Visualizing success

Isis has progressed in her training to the point that she can be in a class with other dogs. I’m so proud of her and she’s doing really well. She hasn’t been around other dogs in about a year. Especially other reactive dogs and while on leash. Other dogs are working at a more “advanced” level, but Isis doesn’t seem to be too far behind.

We’re having people over tonight and for the first time since, oh, Dec. 2006, I’m not worried about how she’s going to act when they walk through the front door. We’ve got a pretty good routine where she barks like crazy at the knock on the door (we’ve taped over the doorbell so we don’t use that). I tell her to go to her bed, she lies on it, sometimes lets out a few extra barks, but mostly sits eagerly while the guest enters until I tell her to go say hi.

We first started practicing this with Rob’s parents, but then I started to worry that she thought going to her bed meant Grandma and Grandpa were coming, and what was she going to do when a total stranger turned up.

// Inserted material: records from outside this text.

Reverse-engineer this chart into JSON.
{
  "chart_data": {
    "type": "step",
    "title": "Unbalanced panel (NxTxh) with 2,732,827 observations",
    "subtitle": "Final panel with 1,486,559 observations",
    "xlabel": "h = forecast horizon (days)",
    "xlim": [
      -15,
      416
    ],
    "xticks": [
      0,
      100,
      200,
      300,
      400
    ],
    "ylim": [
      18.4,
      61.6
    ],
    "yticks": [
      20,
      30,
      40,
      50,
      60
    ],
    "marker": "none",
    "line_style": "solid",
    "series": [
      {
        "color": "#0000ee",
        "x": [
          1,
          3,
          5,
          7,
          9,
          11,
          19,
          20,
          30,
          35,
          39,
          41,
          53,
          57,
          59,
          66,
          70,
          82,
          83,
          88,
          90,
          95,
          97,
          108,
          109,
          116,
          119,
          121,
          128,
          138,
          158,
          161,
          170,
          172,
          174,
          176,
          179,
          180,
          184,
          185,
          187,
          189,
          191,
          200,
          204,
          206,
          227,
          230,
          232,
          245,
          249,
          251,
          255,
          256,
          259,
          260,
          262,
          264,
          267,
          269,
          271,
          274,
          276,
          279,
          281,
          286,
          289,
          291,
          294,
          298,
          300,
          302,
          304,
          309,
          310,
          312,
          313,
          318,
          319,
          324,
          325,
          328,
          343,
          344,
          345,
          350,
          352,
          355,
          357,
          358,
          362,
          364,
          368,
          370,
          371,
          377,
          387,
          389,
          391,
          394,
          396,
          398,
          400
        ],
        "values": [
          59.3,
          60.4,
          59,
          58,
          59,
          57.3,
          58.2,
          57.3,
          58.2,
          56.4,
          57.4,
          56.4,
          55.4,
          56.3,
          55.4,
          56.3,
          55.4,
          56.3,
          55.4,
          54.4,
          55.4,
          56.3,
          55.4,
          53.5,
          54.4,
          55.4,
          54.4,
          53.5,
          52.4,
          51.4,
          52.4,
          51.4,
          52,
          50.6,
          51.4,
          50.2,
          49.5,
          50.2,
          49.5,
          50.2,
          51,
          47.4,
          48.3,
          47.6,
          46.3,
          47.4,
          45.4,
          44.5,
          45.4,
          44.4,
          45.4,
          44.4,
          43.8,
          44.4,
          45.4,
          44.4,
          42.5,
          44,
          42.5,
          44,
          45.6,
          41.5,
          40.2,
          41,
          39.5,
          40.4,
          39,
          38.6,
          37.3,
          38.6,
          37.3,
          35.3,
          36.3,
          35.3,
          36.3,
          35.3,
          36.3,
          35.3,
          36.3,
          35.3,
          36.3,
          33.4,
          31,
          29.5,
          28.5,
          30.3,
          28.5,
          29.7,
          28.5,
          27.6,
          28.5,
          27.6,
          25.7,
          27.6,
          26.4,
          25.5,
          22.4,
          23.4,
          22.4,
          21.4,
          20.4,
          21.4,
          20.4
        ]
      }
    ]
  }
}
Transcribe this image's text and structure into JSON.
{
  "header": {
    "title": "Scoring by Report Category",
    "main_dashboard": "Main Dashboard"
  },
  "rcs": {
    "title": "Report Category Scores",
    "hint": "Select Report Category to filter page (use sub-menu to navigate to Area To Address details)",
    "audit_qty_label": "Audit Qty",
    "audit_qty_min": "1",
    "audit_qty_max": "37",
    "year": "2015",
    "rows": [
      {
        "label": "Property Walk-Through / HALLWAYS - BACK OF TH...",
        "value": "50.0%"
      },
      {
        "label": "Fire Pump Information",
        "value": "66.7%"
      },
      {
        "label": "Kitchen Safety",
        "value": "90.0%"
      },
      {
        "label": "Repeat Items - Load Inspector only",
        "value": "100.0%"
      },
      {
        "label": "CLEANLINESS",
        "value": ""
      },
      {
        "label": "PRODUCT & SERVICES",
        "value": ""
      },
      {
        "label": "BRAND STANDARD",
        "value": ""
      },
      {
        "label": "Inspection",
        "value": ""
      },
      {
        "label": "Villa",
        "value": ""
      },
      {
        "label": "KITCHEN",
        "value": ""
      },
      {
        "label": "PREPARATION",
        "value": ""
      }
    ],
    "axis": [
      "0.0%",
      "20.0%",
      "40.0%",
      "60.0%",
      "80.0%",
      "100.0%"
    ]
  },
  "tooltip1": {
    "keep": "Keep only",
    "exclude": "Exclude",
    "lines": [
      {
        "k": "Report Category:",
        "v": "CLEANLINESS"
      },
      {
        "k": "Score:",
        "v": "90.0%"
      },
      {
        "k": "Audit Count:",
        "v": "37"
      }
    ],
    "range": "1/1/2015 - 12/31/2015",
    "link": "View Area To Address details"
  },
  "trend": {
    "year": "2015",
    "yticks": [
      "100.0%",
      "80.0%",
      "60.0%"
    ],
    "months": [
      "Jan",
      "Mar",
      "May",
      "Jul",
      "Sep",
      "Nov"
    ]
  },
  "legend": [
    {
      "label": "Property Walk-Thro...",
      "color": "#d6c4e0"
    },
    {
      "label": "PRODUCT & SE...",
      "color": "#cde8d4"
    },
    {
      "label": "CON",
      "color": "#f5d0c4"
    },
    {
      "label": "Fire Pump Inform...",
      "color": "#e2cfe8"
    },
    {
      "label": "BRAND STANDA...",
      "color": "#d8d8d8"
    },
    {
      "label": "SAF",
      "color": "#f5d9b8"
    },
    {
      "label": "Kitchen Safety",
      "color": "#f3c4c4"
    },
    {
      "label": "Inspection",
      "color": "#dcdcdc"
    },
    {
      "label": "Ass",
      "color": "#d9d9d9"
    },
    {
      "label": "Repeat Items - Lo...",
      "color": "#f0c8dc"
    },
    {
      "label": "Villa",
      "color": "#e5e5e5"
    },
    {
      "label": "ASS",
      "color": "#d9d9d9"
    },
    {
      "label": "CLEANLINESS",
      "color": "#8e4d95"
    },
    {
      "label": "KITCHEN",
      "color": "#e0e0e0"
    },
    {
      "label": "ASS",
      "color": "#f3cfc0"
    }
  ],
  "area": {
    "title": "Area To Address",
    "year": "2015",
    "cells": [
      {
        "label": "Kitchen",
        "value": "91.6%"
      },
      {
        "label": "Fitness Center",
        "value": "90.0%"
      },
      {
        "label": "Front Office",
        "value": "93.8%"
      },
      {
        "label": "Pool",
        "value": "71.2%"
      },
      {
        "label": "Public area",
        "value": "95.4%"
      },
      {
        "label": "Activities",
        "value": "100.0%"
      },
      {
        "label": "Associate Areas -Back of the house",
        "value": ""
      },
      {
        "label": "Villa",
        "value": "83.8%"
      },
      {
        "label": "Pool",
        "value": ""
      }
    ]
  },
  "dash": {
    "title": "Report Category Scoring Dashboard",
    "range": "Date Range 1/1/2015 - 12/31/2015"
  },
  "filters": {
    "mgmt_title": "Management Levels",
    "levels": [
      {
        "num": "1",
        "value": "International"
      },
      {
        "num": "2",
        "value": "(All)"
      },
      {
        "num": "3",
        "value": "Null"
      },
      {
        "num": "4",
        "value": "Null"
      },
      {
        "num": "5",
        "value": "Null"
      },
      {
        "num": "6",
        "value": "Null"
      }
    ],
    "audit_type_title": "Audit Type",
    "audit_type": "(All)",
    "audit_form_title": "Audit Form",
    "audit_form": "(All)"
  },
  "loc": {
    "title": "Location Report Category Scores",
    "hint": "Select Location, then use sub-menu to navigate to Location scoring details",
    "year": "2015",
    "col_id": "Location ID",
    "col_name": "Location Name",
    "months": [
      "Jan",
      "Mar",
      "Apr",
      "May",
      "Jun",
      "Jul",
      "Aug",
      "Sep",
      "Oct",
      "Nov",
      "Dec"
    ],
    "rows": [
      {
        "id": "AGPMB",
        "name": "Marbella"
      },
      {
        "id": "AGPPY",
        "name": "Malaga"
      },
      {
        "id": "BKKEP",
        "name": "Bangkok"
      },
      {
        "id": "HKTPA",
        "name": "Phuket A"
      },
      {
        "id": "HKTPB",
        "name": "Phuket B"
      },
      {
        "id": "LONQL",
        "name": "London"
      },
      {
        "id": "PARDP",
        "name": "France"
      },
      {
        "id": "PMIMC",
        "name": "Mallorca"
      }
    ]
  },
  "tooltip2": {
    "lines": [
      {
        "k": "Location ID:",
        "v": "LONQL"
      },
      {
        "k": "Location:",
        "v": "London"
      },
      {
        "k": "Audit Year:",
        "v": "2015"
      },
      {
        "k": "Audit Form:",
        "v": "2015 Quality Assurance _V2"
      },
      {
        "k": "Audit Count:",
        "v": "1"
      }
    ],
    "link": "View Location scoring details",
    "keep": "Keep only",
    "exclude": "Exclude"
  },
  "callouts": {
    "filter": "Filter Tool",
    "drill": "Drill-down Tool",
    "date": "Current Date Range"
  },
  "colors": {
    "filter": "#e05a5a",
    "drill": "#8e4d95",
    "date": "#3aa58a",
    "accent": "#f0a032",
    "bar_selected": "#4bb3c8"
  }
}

The first time that happened, she started to bark and get up, I panicked, shoved our friend out the door and put Isis in the backyard. But since then, if she barks, I get in between her and the guest and she usually backs down. She’s not perfect, she still gets up several times, and has to be told to lie down again. But she doesn’t act aggressively toward the visitor, and that is the key ingredient.

Each of the people coming tonight has been in the house before, so I’m confident.

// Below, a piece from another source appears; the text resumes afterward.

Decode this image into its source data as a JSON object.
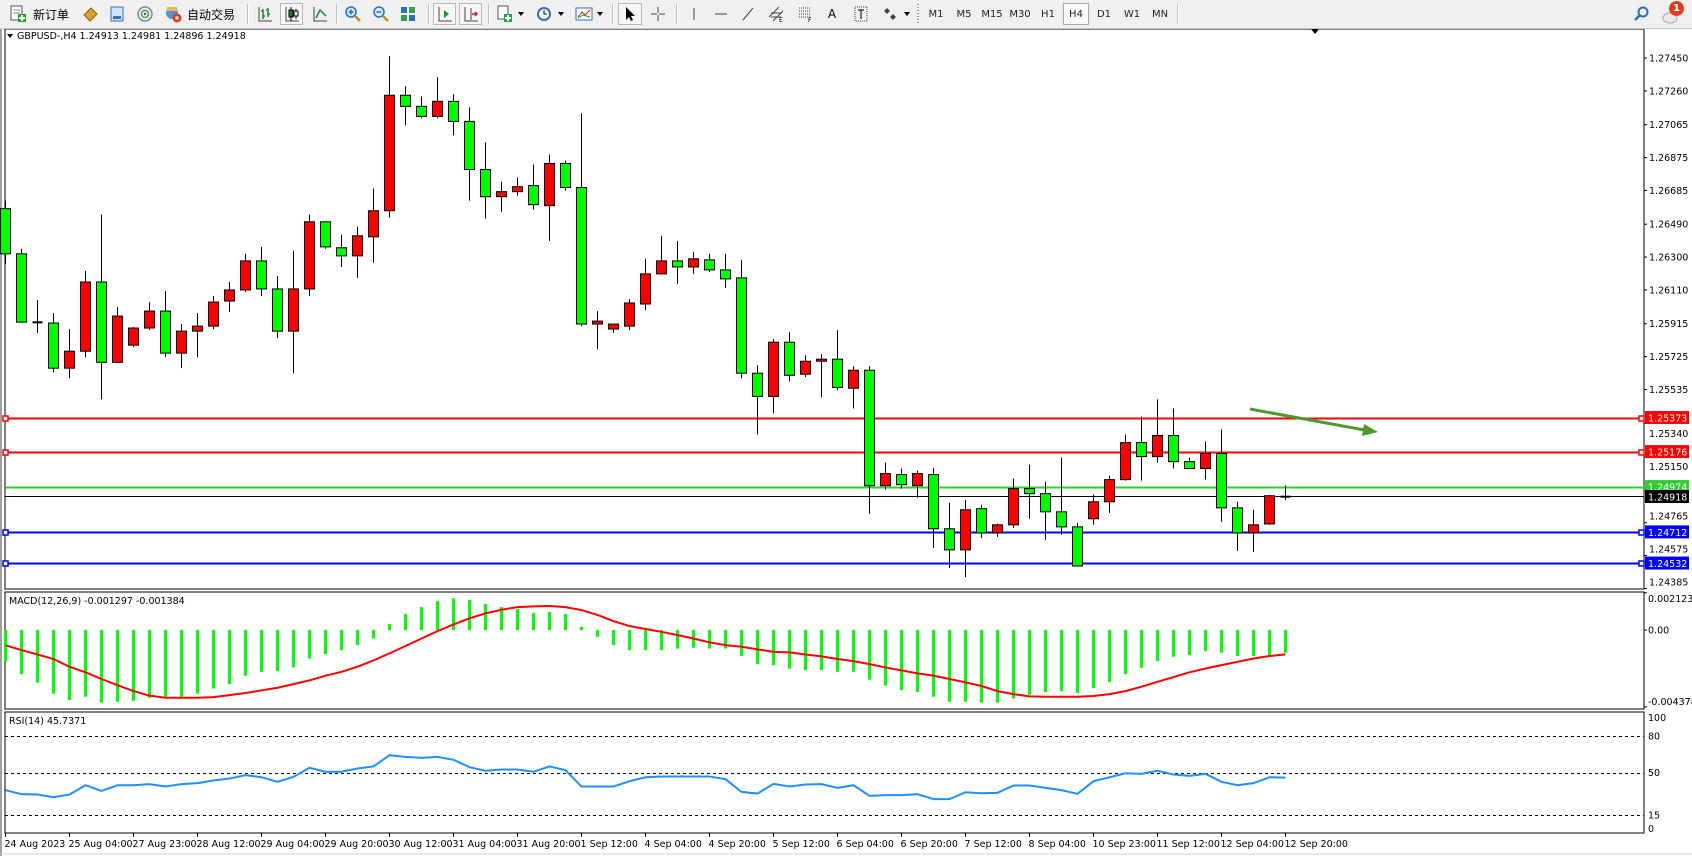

Last night I had a dream that we had Isis off lead at a park and a bunch of off-lead dogs ran up to her. A couple of the dogs actually had leashes on, but no owner on the other side of them. I called for Rob to get between Isis and the other dogs and I guided her by her collar back to the car, treating her all the way. In the dream, she did not bark at the other dogs.

It’s like my “Next year in Jerusalem.”